BoardSeat sent a questionnaire concerning board director and advisory board practices and compensation to 400 private venture capital backed companies, the majority of which had received more than $10 million in venture funding. According to BoardSeat, most companies had received backing by tier-one venture capital firms. Perhaps not surprisingly, as companies raised more money, their board of directors tended to get bigger, a trend typically attributable to the addition of constituencies and new sources of guidance as a company expands. BoardSeat claims the average board size for companies that had raised less than $10 million is 5.3 members; whereas, the average board size for companies that had raised more than $50 million is 6.7 members.

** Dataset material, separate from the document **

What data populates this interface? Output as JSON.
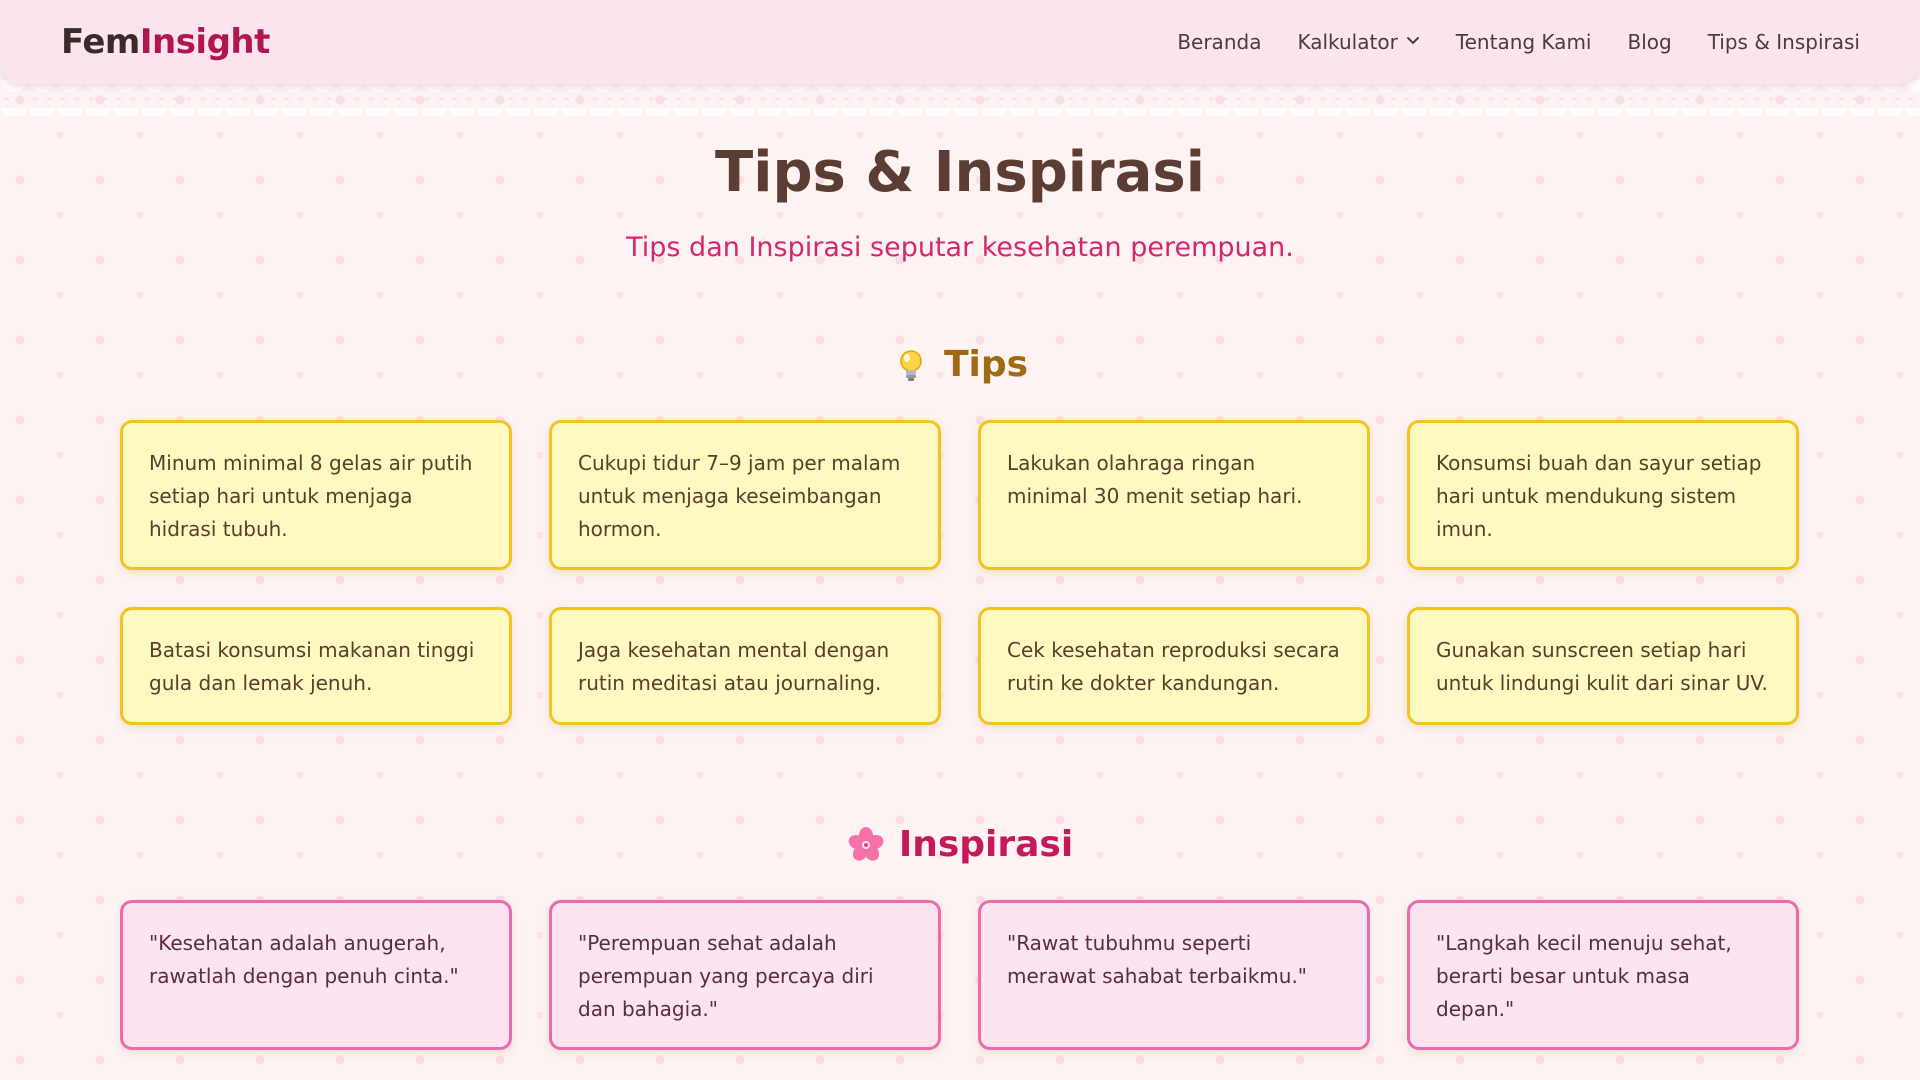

Perhaps more interesting to entrepreneurs is BoardSeat's data reflecting compensation for directors and advisors. For companies that raised under $10 million, BoardSeat reports the mean percentage of shares granted to independent board directors per year is between 0.07 percent and 0.08 percent of the fully diluted shares. The number drops to less than 0.05 percent for companies that raised over $50 million, reflecting the appropriate ratio of compensation to a significantly larger number of shares typically outstanding for companies that have raised such large amounts of capital.

While the role of an advisory board in my experience varies depending upon industry and company, more than half the companies BoardSeat surveyed had some type of advisory board and were more likely to have one in the early stages of development than in the more mature stages. Interestingly, the compensation received by directors as compared to advisors was predictably skewed in favor of directors. BoardSeat found that companies that had raised less than $10 million pay advisors 0.043 percent per year per advisor on average, a number that BoardSeat concludes equals about half that paid to directors. Companies that had raised more than $50 million paid advisors about one quarter the number of shares paid to board directors.